Few people have trouble visually distinguishing a desk chair from a moving car, or the sounds of a crying baby and crashing waves. But could brain activity alone allow researchers to determine what novel stimuli a participant heard or saw? Although the proposition sounds more akin to a science-fiction blockbuster than a scientific possibility, Jack Gallant, of the Gallant Lab at UC Berkeley, has spent decades focused on answering this question.
Gallant visited Hamilton on Sept. 14 to present the Morris lecture, sponsored by the Psychology Department, on the topic of “Mapping, Modeling and Decoding the Human Brain Under Naturalistic Conditions.”
Gallant began with a brief history of fMRI technology, which was developed after WWII, but really gained popularity for research in the 90s. Prior to this breakthrough, most of what was known about neuropsychology was the result of studying lesions (i.e. inferring function in “normal” brains by comparing them to functionally damaged brains). It was during this decade that scientists came to the realization that blood has different magnetic properties when it is oxygenated and deoxygenated, and that this difference was enough to be measured by fMRI.
When these stimuli are presented to research participants in fMRI machines, precise locations of the cortex -- three-dimensional cubes known as ‘voxels’ (akin to three-dimensional pixels) -- are individually measured for increased, decreased or static blood flow. There are about 100,000 voxels, representing 20 billion neurons; however, neurons fire in milliseconds, while fMRI machines can only take measurements every 1-3 seconds. Thus, although fMRI offers unparalleled spatial data, its temporal resolution is severely limited.
Because fMRI machines measure hundreds of thousands of voxels every few seconds over the course of a several hour study, the amount of data produced is unreasonably large. Researchers then use Principal Components Analysis (PCA), to condense the information into 60 principal components that are shared across trials and test subjects.

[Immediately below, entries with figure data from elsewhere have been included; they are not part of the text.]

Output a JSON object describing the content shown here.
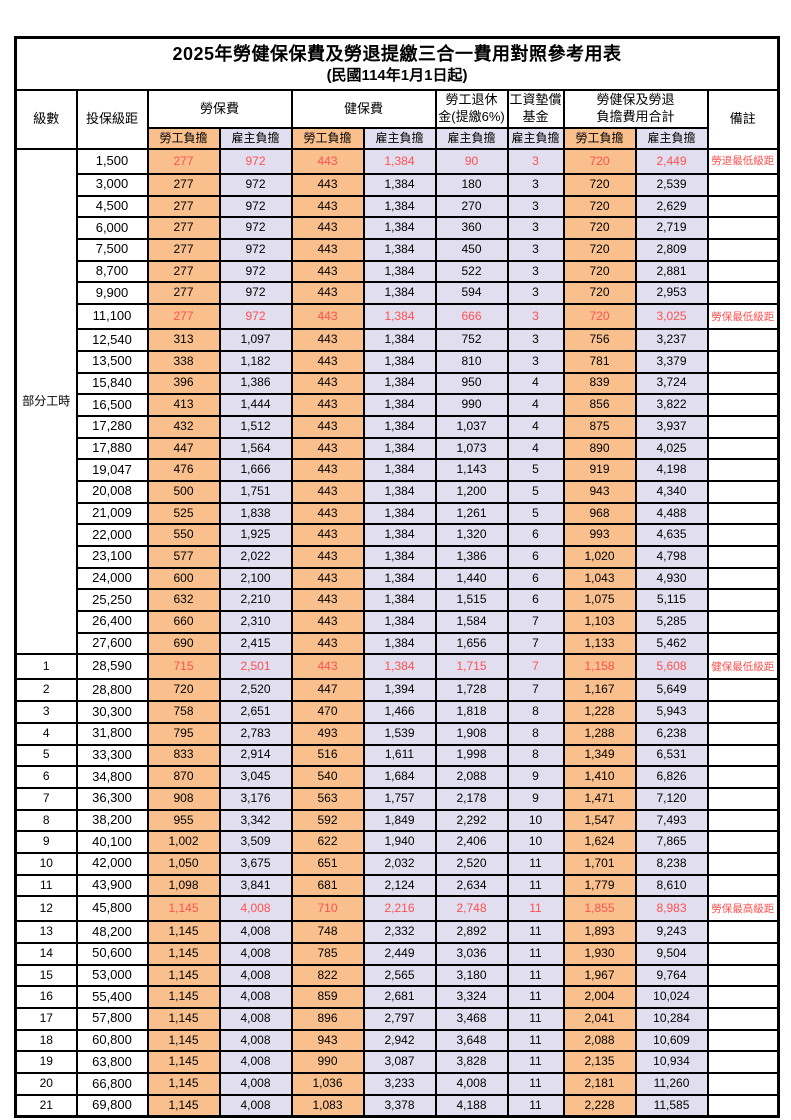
{
  "title": "2025年勞健保保費及勞退提繳三合一費用對照參考用表",
  "subtitle": "(民國114年1月1日起)",
  "colors": {
    "employee_bg": "#F9C08D",
    "employer_bg": "#E1DEEF",
    "highlight_text": "#FF5050",
    "border": "#000000"
  },
  "header": {
    "level": "級數",
    "bracket": "投保級距",
    "labor_fee": "勞保費",
    "health_fee": "健保費",
    "pension_line1": "勞工退休",
    "pension_line2": "金(提繳6%)",
    "fund_line1": "工資墊償",
    "fund_line2": "基金",
    "total_line1": "勞健保及勞退",
    "total_line2": "負擔費用合計",
    "note": "備註",
    "employee_share": "勞工負擔",
    "employer_share": "雇主負擔"
  },
  "part_time_label": "部分工時",
  "part_time_rowspan": 23,
  "rows": [
    {
      "cells": [
        "",
        "1,500",
        "277",
        "972",
        "443",
        "1,384",
        "90",
        "3",
        "720",
        "2,449",
        "勞退最低級距"
      ],
      "special": true
    },
    {
      "cells": [
        "",
        "3,000",
        "277",
        "972",
        "443",
        "1,384",
        "180",
        "3",
        "720",
        "2,539",
        ""
      ],
      "special": false
    },
    {
      "cells": [
        "",
        "4,500",
        "277",
        "972",
        "443",
        "1,384",
        "270",
        "3",
        "720",
        "2,629",
        ""
      ],
      "special": false
    },
    {
      "cells": [
        "",
        "6,000",
        "277",
        "972",
        "443",
        "1,384",
        "360",
        "3",
        "720",
        "2,719",
        ""
      ],
      "special": false
    },
    {
      "cells": [
        "",
        "7,500",
        "277",
        "972",
        "443",
        "1,384",
        "450",
        "3",
        "720",
        "2,809",
        ""
      ],
      "special": false
    },
    {
      "cells": [
        "",
        "8,700",
        "277",
        "972",
        "443",
        "1,384",
        "522",
        "3",
        "720",
        "2,881",
        ""
      ],
      "special": false
    },
    {
      "cells": [
        "",
        "9,900",
        "277",
        "972",
        "443",
        "1,384",
        "594",
        "3",
        "720",
        "2,953",
        ""
      ],
      "special": false
    },
    {
      "cells": [
        "",
        "11,100",
        "277",
        "972",
        "443",
        "1,384",
        "666",
        "3",
        "720",
        "3,025",
        "勞保最低級距"
      ],
      "special": true
    },
    {
      "cells": [
        "",
        "12,540",
        "313",
        "1,097",
        "443",
        "1,384",
        "752",
        "3",
        "756",
        "3,237",
        ""
      ],
      "special": false
    },
    {
      "cells": [
        "",
        "13,500",
        "338",
        "1,182",
        "443",
        "1,384",
        "810",
        "3",
        "781",
        "3,379",
        ""
      ],
      "special": false
    },
    {
      "cells": [
        "",
        "15,840",
        "396",
        "1,386",
        "443",
        "1,384",
        "950",
        "4",
        "839",
        "3,724",
        ""
      ],
      "special": false
    },
    {
      "cells": [
        "",
        "16,500",
        "413",
        "1,444",
        "443",
        "1,384",
        "990",
        "4",
        "856",
        "3,822",
        ""
      ],
      "special": false
    },
    {
      "cells": [
        "",
        "17,280",
        "432",
        "1,512",
        "443",
        "1,384",
        "1,037",
        "4",
        "875",
        "3,937",
        ""
      ],
      "special": false
    },
    {
      "cells": [
        "",
        "17,880",
        "447",
        "1,564",
        "443",
        "1,384",
        "1,073",
        "4",
        "890",
        "4,025",
        ""
      ],
      "special": false
    },
    {
      "cells": [
        "",
        "19,047",
        "476",
        "1,666",
        "443",
        "1,384",
        "1,143",
        "5",
        "919",
        "4,198",
        ""
      ],
      "special": false
    },
    {
      "cells": [
        "",
        "20,008",
        "500",
        "1,751",
        "443",
        "1,384",
        "1,200",
        "5",
        "943",
        "4,340",
        ""
      ],
      "special": false
    },
    {
      "cells": [
        "",
        "21,009",
        "525",
        "1,838",
        "443",
        "1,384",
        "1,261",
        "5",
        "968",
        "4,488",
        ""
      ],
      "special": false
    },
    {
      "cells": [
        "",
        "22,000",
        "550",
        "1,925",
        "443",
        "1,384",
        "1,320",
        "6",
        "993",
        "4,635",
        ""
      ],
      "special": false
    },
    {
      "cells": [
        "",
        "23,100",
        "577",
        "2,022",
        "443",
        "1,384",
        "1,386",
        "6",
        "1,020",
        "4,798",
        ""
      ],
      "special": false
    },
    {
      "cells": [
        "",
        "24,000",
        "600",
        "2,100",
        "443",
        "1,384",
        "1,440",
        "6",
        "1,043",
        "4,930",
        ""
      ],
      "special": false
    },
    {
      "cells": [
        "",
        "25,250",
        "632",
        "2,210",
        "443",
        "1,384",
        "1,515",
        "6",
        "1,075",
        "5,115",
        ""
      ],
      "special": false
    },
    {
      "cells": [
        "",
        "26,400",
        "660",
        "2,310",
        "443",
        "1,384",
        "1,584",
        "7",
        "1,103",
        "5,285",
        ""
      ],
      "special": false
    },
    {
      "cells": [
        "",
        "27,600",
        "690",
        "2,415",
        "443",
        "1,384",
        "1,656",
        "7",
        "1,133",
        "5,462",
        ""
      ],
      "special": false
    },
    {
      "cells": [
        "1",
        "28,590",
        "715",
        "2,501",
        "443",
        "1,384",
        "1,715",
        "7",
        "1,158",
        "5,608",
        "健保最低級距"
      ],
      "special": true
    },
    {
      "cells": [
        "2",
        "28,800",
        "720",
        "2,520",
        "447",
        "1,394",
        "1,728",
        "7",
        "1,167",
        "5,649",
        ""
      ],
      "special": false
    },
    {
      "cells": [
        "3",
        "30,300",
        "758",
        "2,651",
        "470",
        "1,466",
        "1,818",
        "8",
        "1,228",
        "5,943",
        ""
      ],
      "special": false
    },
    {
      "cells": [
        "4",
        "31,800",
        "795",
        "2,783",
        "493",
        "1,539",
        "1,908",
        "8",
        "1,288",
        "6,238",
        ""
      ],
      "special": false
    },
    {
      "cells": [
        "5",
        "33,300",
        "833",
        "2,914",
        "516",
        "1,611",
        "1,998",
        "8",
        "1,349",
        "6,531",
        ""
      ],
      "special": false
    },
    {
      "cells": [
        "6",
        "34,800",
        "870",
        "3,045",
        "540",
        "1,684",
        "2,088",
        "9",
        "1,410",
        "6,826",
        ""
      ],
      "special": false
    },
    {
      "cells": [
        "7",
        "36,300",
        "908",
        "3,176",
        "563",
        "1,757",
        "2,178",
        "9",
        "1,471",
        "7,120",
        ""
      ],
      "special": false
    },
    {
      "cells": [
        "8",
        "38,200",
        "955",
        "3,342",
        "592",
        "1,849",
        "2,292",
        "10",
        "1,547",
        "7,493",
        ""
      ],
      "special": false
    },
    {
      "cells": [
        "9",
        "40,100",
        "1,002",
        "3,509",
        "622",
        "1,940",
        "2,406",
        "10",
        "1,624",
        "7,865",
        ""
      ],
      "special": false
    },
    {
      "cells": [
        "10",
        "42,000",
        "1,050",
        "3,675",
        "651",
        "2,032",
        "2,520",
        "11",
        "1,701",
        "8,238",
        ""
      ],
      "special": false
    },
    {
      "cells": [
        "11",
        "43,900",
        "1,098",
        "3,841",
        "681",
        "2,124",
        "2,634",
        "11",
        "1,779",
        "8,610",
        ""
      ],
      "special": false
    },
    {
      "cells": [
        "12",
        "45,800",
        "1,145",
        "4,008",
        "710",
        "2,216",
        "2,748",
        "11",
        "1,855",
        "8,983",
        "勞保最高級距"
      ],
      "special": true
    },
    {
      "cells": [
        "13",
        "48,200",
        "1,145",
        "4,008",
        "748",
        "2,332",
        "2,892",
        "11",
        "1,893",
        "9,243",
        ""
      ],
      "special": false
    },
    {
      "cells": [
        "14",
        "50,600",
        "1,145",
        "4,008",
        "785",
        "2,449",
        "3,036",
        "11",
        "1,930",
        "9,504",
        ""
      ],
      "special": false
    },
    {
      "cells": [
        "15",
        "53,000",
        "1,145",
        "4,008",
        "822",
        "2,565",
        "3,180",
        "11",
        "1,967",
        "9,764",
        ""
      ],
      "special": false
    },
    {
      "cells": [
        "16",
        "55,400",
        "1,145",
        "4,008",
        "859",
        "2,681",
        "3,324",
        "11",
        "2,004",
        "10,024",
        ""
      ],
      "special": false
    },
    {
      "cells": [
        "17",
        "57,800",
        "1,145",
        "4,008",
        "896",
        "2,797",
        "3,468",
        "11",
        "2,041",
        "10,284",
        ""
      ],
      "special": false
    },
    {
      "cells": [
        "18",
        "60,800",
        "1,145",
        "4,008",
        "943",
        "2,942",
        "3,648",
        "11",
        "2,088",
        "10,609",
        ""
      ],
      "special": false
    },
    {
      "cells": [
        "19",
        "63,800",
        "1,145",
        "4,008",
        "990",
        "3,087",
        "3,828",
        "11",
        "2,135",
        "10,934",
        ""
      ],
      "special": false
    },
    {
      "cells": [
        "20",
        "66,800",
        "1,145",
        "4,008",
        "1,036",
        "3,233",
        "4,008",
        "11",
        "2,181",
        "11,260",
        ""
      ],
      "special": false
    },
    {
      "cells": [
        "21",
        "69,800",
        "1,145",
        "4,008",
        "1,083",
        "3,378",
        "4,188",
        "11",
        "2,228",
        "11,585",
        ""
      ],
      "special": false
    }
  ]
}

This proposes a potential limitation, however, in that fMRI does not record neural activity, but rather tracks changes in blood flow. These measurements are collected every few seconds and immediately mapped onto a two-dimensional flattened brain. Gallant and his team found that like stimuli are grouped more closely on the cortex than contrasting words and are organized retinotopically.
Gallant is known for working under naturalistic conditions, that is, with photographs and clips of speech, rather than laboratory created stimuli, such as gabor patches or single phonemes. Gallant and his colleagues’ research on vision eventually became limited by available technology and shifted their to focus to natural language processing.
Gallant chose language because it is organized similar to vision, in that it has small components which form larger pieces and these pieces combine to form a whole. Language and vision are also both hierarchically organized, meaning that if a brain processes an image of a tiger, brain activity will also have been elicited in areas relating to “feline,” “mammal,” “animal,”“organism” and “thing.”
To study natural speech, Gallant turned to NPR’s The Moth and used a computational linguistic model, as opposed to an anthropological model, to see if all subjects share low-dimensional semantic space. Once a model has been established, known as the encoding phase, Gallant and his team present novel stimuli to the participant and measure subsequent blood flow changes. They then take this informati to ‘decode’ what stimuli is being processed. Therefore, “the better the encoding model, the more accurate decoding will be,” Gallant explained.
Unfortunately, fMRI data differs from person to person, as brain shape and size vary. This makes it difficult to pinpoint the same area on two different scans, and poses problems for overlaying data from one brain on another. Previously, this was dealt with by averaging activity across all brains, but this washed out useful data; now, generative modeling allows researchers to characterize underlying brain function by ‘tiling’ functional areas while taking into consideration brains of different shapes and sizes through a process of ‘reverse encoding’ similar to the one for visual stimuli.
This technology has much promise for future research, such as decoding dreams or the mental states of vegetative patients. Gallant himself is excited by the prospect of instantaneous translation decoded purely from mental activity. Although the technology is not close today, Gallant has seen unprecedented leaps and bounds in technological advancements over the past couple of decades and doesn’t expect the trend to slow down.